Science Made Simple: What Is Machine Learning?

Machine learning uses computers to detect patterns in large datasets and make predictions based on those patterns.

What Is Machine Learning?

Machine learning is the process of using computers to detect patterns in massive datasets and then make predictions based on what the computer learns from those patterns. This makes machine learning a specific and narrow type of artificial intelligence. Full artificial intelligence involves machines that can perform abilities we associate with the minds of human beings and intelligent animals, such as perceiving, learning, and problem-solving.

All machine learning is based on algorithms. In general, algorithms are sets of specific instructions that a computer uses to solve problems. In machine learning, algorithms are rules for how to analyze data using statistics. Machine learning systems use these rules to identify relationships between data inputs and desired outputs–usually predictions. To get started, scientists give machine learning systems a set of training data. The systems apply their algorithms to this data to train themselves how to analyze similar inputs they receive in the future.

Machine-learning can quickly analyze complex phenomena like this simulation of ice crystals. Machine learning combined shape classification, image processing, and statistical analysis to identify and characterize the ice grains. Credit: Image courtesy of Argonne National Laboratory

One area where machine learning shows huge promise is detecting cancer in computer tomography (CT) imaging. First, researchers assemble as many CT images as possible to use as training data. Some of these images show tissue with cancerous cells, and some show healthy tissues. Researchers also assemble information on what to look for in an image to identify cancer. For example, this might include what the boundaries of cancerous tumors look like. Next, they create rules on the relationship between data in the images and what doctors know about identifying cancer. Then they give these rules and the training data to the machine learning system. The system uses the rules and the training data to teach itself how to recognize cancerous tissue. Finally, the system gets a new patient’s CT images. Using what it has learned, the system decides which images show signs of cancer, faster than any human could.
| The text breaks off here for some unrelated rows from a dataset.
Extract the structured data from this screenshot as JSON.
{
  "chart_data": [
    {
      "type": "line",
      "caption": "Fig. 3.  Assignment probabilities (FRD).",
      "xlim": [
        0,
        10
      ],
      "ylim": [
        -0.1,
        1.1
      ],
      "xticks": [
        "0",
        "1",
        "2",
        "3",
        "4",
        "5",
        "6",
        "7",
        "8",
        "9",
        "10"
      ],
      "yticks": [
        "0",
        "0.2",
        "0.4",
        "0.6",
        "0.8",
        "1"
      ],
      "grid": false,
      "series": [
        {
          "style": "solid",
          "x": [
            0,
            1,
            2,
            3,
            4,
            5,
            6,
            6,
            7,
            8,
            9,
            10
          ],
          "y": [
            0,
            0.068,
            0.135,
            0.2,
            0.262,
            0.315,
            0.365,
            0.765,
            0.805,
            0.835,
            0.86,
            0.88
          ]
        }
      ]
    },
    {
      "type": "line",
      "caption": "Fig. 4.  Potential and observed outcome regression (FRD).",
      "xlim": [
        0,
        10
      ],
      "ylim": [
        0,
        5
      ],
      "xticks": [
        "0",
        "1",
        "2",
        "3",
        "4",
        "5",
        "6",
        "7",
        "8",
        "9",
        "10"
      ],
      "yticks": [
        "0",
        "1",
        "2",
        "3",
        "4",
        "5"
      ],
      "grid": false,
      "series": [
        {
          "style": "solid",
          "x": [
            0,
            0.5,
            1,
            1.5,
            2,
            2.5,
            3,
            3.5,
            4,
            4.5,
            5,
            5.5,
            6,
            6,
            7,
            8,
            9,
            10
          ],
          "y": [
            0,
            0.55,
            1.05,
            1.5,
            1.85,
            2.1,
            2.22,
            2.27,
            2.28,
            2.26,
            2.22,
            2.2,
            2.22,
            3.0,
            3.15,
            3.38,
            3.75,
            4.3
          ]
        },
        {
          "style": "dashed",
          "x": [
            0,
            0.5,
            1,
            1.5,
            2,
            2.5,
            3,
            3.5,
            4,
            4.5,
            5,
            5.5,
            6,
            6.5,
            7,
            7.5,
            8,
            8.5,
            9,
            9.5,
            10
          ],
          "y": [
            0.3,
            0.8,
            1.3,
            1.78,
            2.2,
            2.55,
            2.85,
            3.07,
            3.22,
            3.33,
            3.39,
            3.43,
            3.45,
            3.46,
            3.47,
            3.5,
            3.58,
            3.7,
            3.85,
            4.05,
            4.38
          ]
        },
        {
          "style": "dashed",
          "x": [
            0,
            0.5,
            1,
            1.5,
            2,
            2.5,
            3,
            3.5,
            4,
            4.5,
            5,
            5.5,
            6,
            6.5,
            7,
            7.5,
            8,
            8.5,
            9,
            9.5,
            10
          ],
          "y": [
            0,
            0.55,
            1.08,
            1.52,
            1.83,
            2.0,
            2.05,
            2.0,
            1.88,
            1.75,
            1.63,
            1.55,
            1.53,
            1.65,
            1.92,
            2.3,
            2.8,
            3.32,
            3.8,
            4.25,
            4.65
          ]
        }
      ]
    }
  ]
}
Doctors could use the system’s predictions to aid in the decision about whether a patient has cancer and how to treat it.

The way training data is set up divides machine learning systems into two broad types: supervised and unsupervised. If the training data is labeled, the system is supervised. Labeled data tells the system what the data is. For example, CT images could be labeled to indicate cancerous lesions or tumors next to tissues that are healthy. Basically, this means the machine learning system learns by example. Labeling data can be very time-consuming for the large amounts of data required for training datasets.

If the training data is not labeled, the machine learning system is unsupervised. In the cancer scan example, an unsupervised machine learning system would be given a huge number of CT scans and information on tumor types, then left to teach itself what to look for to recognize cancer. This frees human beings from needing to label the data used in the training process. The disadvantage of unsupervised learning is that the results may not be as accurate because of the lack of explicit labels.

Some machine learning systems can improve their abilities based on feedback received on the predictions. These are called reinforcement machine learning systems. For example, the system could be told the results of doctors’ other tests of whether patients have cancer or not. The system could then tweak its algorithms to produce more accurate predictions in the future.

Fast Facts

The newest of DOE’s supercomputers—Summit at Oak Ridge National Laboratory—has an architecture especially well-suited for artificial intelligence applications.
Machine learning allows scientists to analyze quantities of data that were previously inaccessible.
DOE-funded researchers have used machine learning to develop new cancer screening, better understand the properties of water, and autonomously steer experiments.
Physics-informed machine learning uses deep neural networks that can be trained to incorporate specific laws of physics to solve supervised learning tasks and scientific problems.
Machine learning algorithms are not a silver bullet. The development of machine learning systems is susceptible to human error and biases and requires the same careful design as software engineering.

DOE Office of Science: Contributions to Machine Learning

The Department of Energy Office of Science supports research on machine learning through its Advanced Scientific Computing Research (ASCR) program. ASCR has a portfolio of data management, data analysis, computer technology, and related research that all contribute to machine learning and artificial intelligence. As part of this portfolio, DOE owns some of the world’s most capable supercomputers.

The DOE Office of Science as a whole is committed to the use of machine learning to support scientific research. Science depends on big data, and Office of Science user facilities such as particle accelerators and X-ray light sources generate mountains of it. Using machine learning, researchers are identifying patterns or designs in data from these facilities that are difficult or impossible for humans to detect, at speeds that are hundreds to thousands of times faster than traditional data analysis techniques.